Stats, and standard performance metrics are still relevant, however better placed in workforce management than as standalone key performance indicators of front-line staff. Re-imagine success measures based on your business, your customer, and your organisational goals. These can be dynamic, outcome focused goals, complemented by traditional data sets. Building clear expectations, communicating goals, and providing visibility of outcomes is essential. If you are all about the numbers in isolation, you will drive behaviours that don’t support optimised customer experiences.

5. COMMUNICATION

It goes without saying an essential element of contact centre success is how well you communicate. Strategic communication plans need to outline your 12-month cycle, including audience analysis, key themes, regularity, responsibilities and mediums. Messaging needs to be consistent, regular, repeated and easily absorbed if you are to have any chance of saturation across your workforce. If you don’t have the right resources to build the strategy, it is worth investing in having a tailored communication strategy built for you by a strategic communications expert.

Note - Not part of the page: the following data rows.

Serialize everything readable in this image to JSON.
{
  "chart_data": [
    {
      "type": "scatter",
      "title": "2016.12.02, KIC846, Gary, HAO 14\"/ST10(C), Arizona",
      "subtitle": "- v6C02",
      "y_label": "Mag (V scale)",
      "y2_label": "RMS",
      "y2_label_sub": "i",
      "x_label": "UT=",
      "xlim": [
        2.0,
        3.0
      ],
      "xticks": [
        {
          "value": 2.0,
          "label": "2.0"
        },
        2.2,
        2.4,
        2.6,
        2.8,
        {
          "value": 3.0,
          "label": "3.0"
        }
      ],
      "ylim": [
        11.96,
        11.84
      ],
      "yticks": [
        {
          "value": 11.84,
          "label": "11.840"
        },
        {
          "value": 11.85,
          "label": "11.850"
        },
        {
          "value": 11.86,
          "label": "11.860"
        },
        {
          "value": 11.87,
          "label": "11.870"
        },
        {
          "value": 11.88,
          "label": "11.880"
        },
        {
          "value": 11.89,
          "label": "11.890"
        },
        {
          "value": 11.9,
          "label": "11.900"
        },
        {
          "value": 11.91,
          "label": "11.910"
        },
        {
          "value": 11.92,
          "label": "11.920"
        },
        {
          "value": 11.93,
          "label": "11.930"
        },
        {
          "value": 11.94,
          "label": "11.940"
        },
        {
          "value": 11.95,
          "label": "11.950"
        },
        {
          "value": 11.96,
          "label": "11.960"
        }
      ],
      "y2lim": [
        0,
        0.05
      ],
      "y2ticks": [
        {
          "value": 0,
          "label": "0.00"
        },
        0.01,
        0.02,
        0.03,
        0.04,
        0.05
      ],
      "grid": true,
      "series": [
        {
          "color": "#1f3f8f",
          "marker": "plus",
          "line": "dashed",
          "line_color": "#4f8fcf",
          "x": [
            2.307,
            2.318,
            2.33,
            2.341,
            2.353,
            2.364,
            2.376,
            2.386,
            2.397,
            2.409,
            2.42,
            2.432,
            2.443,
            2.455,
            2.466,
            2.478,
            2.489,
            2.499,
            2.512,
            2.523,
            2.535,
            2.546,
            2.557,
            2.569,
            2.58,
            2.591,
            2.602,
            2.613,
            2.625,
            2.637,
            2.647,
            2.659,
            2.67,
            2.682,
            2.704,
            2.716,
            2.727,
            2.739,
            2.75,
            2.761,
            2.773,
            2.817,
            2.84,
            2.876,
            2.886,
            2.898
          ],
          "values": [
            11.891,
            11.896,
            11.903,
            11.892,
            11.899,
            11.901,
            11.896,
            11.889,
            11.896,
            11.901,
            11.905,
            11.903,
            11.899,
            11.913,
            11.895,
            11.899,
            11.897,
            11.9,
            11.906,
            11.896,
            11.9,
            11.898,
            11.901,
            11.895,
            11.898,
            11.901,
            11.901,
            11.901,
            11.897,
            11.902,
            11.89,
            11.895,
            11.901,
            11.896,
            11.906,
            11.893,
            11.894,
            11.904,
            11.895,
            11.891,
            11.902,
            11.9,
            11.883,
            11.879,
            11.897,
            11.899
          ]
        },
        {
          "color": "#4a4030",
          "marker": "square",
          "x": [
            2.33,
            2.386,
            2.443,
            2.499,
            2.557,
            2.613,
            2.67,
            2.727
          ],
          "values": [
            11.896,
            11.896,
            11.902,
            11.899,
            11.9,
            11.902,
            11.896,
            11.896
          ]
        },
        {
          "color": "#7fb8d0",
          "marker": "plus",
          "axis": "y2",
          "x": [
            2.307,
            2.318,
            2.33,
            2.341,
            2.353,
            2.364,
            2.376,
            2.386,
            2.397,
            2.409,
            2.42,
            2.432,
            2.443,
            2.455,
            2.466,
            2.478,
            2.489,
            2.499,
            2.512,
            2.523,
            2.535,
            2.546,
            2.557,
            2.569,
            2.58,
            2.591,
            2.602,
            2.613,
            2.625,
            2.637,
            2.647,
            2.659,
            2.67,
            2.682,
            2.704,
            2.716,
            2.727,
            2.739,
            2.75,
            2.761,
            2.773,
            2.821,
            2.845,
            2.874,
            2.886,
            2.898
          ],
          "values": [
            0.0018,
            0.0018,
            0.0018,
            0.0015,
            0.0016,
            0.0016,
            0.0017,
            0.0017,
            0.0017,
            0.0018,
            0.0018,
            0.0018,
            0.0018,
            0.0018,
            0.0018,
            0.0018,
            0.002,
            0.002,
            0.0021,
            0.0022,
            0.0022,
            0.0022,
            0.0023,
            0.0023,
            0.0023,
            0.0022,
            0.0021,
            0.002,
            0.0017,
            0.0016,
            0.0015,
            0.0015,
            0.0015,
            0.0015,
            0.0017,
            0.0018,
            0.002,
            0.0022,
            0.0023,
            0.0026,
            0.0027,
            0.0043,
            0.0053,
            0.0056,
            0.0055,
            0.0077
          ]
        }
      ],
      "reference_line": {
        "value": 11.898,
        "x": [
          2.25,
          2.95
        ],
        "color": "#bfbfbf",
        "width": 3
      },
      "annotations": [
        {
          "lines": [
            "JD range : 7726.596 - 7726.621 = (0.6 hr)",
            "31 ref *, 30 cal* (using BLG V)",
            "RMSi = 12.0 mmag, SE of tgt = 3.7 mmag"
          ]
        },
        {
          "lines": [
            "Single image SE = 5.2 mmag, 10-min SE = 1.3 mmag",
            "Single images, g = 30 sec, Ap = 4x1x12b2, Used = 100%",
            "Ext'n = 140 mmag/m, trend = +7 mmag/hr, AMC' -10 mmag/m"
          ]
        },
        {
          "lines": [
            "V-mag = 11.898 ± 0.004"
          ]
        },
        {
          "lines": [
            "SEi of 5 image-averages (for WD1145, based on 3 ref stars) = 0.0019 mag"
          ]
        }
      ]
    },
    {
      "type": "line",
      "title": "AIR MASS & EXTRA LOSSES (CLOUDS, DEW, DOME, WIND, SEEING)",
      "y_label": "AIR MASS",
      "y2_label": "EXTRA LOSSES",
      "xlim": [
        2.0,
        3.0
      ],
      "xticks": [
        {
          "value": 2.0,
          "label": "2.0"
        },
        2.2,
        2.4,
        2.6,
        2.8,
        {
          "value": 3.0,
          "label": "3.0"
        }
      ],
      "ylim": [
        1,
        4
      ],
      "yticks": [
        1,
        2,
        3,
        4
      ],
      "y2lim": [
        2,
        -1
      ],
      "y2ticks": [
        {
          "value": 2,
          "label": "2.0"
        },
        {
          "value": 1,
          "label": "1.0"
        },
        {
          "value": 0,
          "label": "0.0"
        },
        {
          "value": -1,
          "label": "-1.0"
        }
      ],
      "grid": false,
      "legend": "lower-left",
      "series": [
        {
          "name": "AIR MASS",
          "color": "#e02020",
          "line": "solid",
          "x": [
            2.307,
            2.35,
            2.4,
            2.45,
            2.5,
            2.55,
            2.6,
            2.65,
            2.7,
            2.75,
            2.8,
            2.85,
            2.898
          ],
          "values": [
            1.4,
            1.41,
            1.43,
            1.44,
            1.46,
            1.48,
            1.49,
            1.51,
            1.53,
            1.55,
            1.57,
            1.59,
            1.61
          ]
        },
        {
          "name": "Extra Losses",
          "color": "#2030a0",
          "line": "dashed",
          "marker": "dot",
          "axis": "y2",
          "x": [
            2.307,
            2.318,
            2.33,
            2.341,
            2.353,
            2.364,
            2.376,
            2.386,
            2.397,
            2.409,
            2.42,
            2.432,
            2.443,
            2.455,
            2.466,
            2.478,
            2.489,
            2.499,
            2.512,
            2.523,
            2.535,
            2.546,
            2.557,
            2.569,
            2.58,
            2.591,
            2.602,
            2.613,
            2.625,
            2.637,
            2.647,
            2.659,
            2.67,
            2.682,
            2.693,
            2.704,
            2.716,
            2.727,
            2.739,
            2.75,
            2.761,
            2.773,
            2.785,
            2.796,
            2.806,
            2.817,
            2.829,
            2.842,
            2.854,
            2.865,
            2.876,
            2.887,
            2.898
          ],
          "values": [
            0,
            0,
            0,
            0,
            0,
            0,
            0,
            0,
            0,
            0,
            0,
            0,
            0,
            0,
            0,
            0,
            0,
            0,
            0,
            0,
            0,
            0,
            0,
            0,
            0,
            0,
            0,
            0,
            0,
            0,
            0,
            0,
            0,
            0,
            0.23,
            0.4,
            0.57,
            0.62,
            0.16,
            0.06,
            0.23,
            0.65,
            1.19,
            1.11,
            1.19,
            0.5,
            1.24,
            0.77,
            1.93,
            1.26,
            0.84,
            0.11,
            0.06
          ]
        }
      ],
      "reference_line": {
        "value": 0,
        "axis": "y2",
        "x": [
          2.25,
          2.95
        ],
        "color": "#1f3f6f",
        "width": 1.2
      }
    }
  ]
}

Of course, there are other things we could add to the list to help foster performance through people: recognition, feedback, visible leadership, genuine care, and authenticity. Your employees will be motivated by many different things, and the strongest motivator is rarely simply financial. Employees want to feel a powerful sense of agency where they can influence outcomes that matter to them, allied with a strong sense of identity and belonging. Building a connection to organisational purpose is critical in an era where workplace mobility is heightened. Organisations who successfully support tailored, authentic customer experiences will strengthen employee purpose, inspire curiosity, ignite energy, and elevate organisation wide performance.